Our solution is to pass the JWT as a query parameter on the WebSocket URL:

wss://api.devbar.app/ws?token=eyJhbGci...

The backend validates the token before upgrading the connection. Yes, the token appears in server access logs. We mitigate this with short-lived tokens (15-minute expiry, refreshed before connecting) and TLS everywhere. For a menu bar app talking to our own backend, this is an acceptable tradeoff. If you’re building something with stricter requirements, consider a ticket-exchange pattern: one HTTP request to get a short-lived opaque token, then connect with that.

The hub pattern

The WebSocket hub is a single goroutine that owns all connection state. No locks, no shared maps — all mutations happen in one place.

type Hub struct {
    clients    map[*Client]bool
    broadcast  chan []byte
    register   chan *Client
    unregister chan *Client
}

func (h *Hub) Run() {
    for {
        select {
        case client := <-h.register:
            h.clients[client] = true
        case client := <-h.unregister:
            if _, ok := h.clients[client]; ok {
                delete(h.clients, client)
                close(client.send)
            }
        case message := <-h.broadcast:
            for client := range h.clients {
                select {
                case client.send <- message:
                default:
                    close(client.send)
                    delete(h.clients, client)
                }
            }
        }
    }
}

Each Client has a send channel. The hub never blocks on a slow client — if the channel is full (the default branch), that client is dropped. This prevents one slow connection from stalling delivery to everyone else.

Keepalive: ping/pong

WebSocket connections through proxies and load balancers get silently dropped after idle periods. We send a ping every 30 seconds and expect a pong back within 60 seconds:

const (
    pingInterval = 30 * time.Second
    pongTimeout  = 60 * time.Second
)

func (c *Client) writePump() {
    ticker := time.NewTicker(pingInterval)
    defer ticker.Stop()
    for {
        select {
        case message, ok := <-c.send:
            if !ok {
                c.conn.WriteMessage(websocket.CloseMessage, []byte{})
                return
            }
            c.conn.WriteMessage(websocket.TextMessage, message)
        case <-ticker.C:
            c.conn.SetWriteDeadline(time.Now().Add(pongTimeout))
            c.conn.WriteMessage(websocket.PingMessage, nil)
        }
    }
}

The read pump sets a pong handler that resets the deadline.

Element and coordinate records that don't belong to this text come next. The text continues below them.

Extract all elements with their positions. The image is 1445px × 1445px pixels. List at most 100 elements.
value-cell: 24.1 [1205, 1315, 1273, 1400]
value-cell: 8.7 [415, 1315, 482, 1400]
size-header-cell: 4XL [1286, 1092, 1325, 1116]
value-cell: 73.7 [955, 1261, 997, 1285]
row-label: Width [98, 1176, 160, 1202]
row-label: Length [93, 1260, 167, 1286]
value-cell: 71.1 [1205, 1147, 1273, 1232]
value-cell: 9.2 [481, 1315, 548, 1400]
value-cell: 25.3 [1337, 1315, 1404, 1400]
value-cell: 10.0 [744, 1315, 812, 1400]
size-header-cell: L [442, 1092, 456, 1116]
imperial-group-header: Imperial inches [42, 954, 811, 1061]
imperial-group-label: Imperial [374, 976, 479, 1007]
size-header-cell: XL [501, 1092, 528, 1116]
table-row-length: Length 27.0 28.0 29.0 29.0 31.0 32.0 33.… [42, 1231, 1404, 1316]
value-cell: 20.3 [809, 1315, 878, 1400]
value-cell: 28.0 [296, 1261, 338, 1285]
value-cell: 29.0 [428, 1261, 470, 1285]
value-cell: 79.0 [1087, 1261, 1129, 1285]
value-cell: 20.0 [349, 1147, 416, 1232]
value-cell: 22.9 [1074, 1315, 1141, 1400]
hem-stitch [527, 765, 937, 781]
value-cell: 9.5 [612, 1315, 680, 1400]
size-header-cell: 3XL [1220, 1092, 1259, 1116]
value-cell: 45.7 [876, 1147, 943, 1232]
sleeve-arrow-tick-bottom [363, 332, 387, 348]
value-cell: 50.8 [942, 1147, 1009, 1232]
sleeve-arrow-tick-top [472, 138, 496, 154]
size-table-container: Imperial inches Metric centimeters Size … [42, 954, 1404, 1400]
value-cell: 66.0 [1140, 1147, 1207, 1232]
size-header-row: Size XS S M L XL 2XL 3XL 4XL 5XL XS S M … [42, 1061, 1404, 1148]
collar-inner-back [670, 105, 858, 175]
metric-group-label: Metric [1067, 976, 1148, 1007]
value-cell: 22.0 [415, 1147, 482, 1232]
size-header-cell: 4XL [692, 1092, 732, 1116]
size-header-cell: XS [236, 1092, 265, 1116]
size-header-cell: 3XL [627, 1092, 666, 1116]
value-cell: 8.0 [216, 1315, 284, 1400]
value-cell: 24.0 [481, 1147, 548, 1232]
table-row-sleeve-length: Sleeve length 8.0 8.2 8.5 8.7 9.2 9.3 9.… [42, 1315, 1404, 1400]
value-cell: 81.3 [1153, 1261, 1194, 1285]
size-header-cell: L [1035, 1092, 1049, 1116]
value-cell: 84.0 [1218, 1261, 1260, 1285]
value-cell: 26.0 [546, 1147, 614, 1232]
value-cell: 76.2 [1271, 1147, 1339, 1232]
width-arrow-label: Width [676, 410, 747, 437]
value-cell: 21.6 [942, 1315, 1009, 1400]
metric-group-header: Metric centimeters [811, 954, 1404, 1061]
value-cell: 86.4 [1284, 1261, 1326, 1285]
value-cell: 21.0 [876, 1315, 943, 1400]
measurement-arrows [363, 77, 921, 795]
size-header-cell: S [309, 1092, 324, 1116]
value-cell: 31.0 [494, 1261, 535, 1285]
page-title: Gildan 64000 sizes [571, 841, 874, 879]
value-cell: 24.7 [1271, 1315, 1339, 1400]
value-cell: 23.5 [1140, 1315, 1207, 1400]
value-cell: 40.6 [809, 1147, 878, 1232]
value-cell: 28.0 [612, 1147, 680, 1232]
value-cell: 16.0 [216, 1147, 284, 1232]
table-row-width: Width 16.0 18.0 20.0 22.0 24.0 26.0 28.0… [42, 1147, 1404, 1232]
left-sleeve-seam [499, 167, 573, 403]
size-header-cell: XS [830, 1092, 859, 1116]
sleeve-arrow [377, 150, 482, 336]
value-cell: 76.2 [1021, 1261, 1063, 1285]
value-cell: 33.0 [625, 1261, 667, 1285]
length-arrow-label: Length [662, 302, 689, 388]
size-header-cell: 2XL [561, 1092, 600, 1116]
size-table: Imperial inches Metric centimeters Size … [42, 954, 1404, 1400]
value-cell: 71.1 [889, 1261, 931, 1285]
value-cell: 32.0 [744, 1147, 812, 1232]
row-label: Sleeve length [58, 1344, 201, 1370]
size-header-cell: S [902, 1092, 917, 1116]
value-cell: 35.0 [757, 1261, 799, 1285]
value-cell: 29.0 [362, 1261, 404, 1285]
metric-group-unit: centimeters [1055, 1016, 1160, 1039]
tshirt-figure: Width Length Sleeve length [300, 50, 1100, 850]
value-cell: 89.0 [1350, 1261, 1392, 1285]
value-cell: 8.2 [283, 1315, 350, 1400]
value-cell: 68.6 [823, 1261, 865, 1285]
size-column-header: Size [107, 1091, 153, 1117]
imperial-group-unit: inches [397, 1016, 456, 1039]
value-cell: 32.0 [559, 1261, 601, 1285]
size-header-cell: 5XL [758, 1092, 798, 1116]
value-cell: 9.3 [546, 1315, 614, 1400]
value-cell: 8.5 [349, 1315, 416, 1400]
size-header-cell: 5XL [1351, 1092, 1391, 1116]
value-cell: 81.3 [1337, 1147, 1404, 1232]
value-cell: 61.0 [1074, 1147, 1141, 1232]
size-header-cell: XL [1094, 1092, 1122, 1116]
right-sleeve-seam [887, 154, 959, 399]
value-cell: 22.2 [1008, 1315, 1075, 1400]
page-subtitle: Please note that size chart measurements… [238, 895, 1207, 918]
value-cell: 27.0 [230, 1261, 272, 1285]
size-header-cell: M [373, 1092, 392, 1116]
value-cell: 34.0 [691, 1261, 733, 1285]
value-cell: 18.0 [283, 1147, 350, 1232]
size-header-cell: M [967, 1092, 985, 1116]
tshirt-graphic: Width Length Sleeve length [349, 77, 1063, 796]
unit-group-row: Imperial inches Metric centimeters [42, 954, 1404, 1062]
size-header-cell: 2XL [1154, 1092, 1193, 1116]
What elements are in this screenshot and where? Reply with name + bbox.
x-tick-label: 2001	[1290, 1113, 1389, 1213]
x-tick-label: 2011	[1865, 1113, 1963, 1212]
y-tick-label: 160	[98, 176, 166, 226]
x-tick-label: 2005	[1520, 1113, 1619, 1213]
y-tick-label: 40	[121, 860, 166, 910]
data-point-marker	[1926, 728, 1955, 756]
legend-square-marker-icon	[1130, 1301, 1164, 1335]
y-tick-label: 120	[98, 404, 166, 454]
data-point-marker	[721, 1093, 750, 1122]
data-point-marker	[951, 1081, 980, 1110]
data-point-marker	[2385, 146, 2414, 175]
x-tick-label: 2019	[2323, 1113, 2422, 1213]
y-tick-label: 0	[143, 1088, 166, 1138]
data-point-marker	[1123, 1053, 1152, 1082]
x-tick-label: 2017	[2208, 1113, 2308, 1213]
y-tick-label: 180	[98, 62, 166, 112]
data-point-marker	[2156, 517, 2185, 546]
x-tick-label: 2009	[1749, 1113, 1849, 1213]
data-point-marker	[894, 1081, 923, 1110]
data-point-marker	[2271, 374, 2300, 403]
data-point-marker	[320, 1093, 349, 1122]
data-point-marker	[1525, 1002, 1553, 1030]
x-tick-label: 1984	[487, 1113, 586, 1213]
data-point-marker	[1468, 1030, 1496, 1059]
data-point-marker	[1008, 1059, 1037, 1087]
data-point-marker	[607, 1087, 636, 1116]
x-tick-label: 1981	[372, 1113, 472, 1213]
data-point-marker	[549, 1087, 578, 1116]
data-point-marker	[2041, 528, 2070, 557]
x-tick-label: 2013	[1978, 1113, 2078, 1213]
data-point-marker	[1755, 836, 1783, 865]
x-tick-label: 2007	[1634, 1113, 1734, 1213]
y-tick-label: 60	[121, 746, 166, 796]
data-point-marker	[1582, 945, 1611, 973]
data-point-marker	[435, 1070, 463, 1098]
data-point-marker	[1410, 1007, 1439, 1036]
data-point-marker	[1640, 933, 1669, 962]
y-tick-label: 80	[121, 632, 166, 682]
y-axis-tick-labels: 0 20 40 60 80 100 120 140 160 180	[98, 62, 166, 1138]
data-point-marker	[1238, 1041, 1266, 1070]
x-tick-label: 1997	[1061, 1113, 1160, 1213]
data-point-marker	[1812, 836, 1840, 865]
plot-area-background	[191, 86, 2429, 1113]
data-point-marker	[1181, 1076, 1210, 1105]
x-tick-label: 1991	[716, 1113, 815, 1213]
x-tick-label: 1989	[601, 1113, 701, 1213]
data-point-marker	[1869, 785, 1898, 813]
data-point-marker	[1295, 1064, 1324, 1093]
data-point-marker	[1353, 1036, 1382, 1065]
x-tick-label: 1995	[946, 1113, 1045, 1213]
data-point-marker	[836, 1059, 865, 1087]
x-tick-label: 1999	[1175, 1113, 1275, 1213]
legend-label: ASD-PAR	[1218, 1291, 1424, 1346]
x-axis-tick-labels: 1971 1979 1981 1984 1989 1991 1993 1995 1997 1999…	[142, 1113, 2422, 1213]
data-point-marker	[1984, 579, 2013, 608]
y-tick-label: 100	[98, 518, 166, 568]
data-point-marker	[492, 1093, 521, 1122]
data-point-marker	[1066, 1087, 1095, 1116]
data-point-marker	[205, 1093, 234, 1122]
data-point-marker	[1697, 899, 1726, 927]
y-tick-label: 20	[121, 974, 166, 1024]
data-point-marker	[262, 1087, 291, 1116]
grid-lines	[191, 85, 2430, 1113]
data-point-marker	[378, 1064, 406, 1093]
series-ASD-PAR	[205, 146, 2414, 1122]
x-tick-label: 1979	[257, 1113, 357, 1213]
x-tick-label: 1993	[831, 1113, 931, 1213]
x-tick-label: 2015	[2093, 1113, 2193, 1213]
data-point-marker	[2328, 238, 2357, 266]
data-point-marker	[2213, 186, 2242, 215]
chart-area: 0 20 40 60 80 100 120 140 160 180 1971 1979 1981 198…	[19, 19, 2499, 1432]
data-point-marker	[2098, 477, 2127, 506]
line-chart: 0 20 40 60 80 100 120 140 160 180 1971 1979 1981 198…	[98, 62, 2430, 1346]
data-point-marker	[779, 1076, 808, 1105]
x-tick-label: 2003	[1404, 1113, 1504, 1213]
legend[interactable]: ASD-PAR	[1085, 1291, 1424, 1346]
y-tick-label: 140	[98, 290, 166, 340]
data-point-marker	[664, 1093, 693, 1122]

If no pong arrives within 60 seconds, the read deadline fires, the connection errors, and the client is unregistered from the hub.

Webhook receivers → event bus → WebSocket push

The actual alert delivery path:

PagerDuty, GitHub, or Datadog sends a webhook to our backend.
The webhook handler validates the signature (HMAC-SHA256 for most, custom for PagerDuty).
The event is published to an in-process event bus — a simple chan Event with typed subscribers.
A subscriber for each event type formats the payload and sends it to hub.broadcast.
The hub delivers it to all connected clients that are authenticated for that team/org.

Per-user filtering happens at the hub layer, not the webhook layer. All events flow into the bus; the hub decides which clients should see which events based on the user’s configured integrations and team membership.

Result

End-to-end latency from a PagerDuty incident firing to the DevBar menu bar icon updating is consistently under one second in our testing. For GitHub PR review requests and Datadog monitor alerts, it’s similar.

The tradeoff is connection overhead: each DevBar client holds an open WebSocket connection. At our current scale this is fine — Go handles hundreds of thousands of concurrent connections comfortably. If we get to the point where this is a scaling concern, the natural next step is a dedicated WebSocket gateway service (or just use a managed pubsub like Ably or Pusher), but we’re not there yet.

Polling was the right call for v1 — it got us to launch. Replacing it with push was the right call for v2. Most infrastructure decisions are about picking the right tool for the current problem size, not the theoretical future one.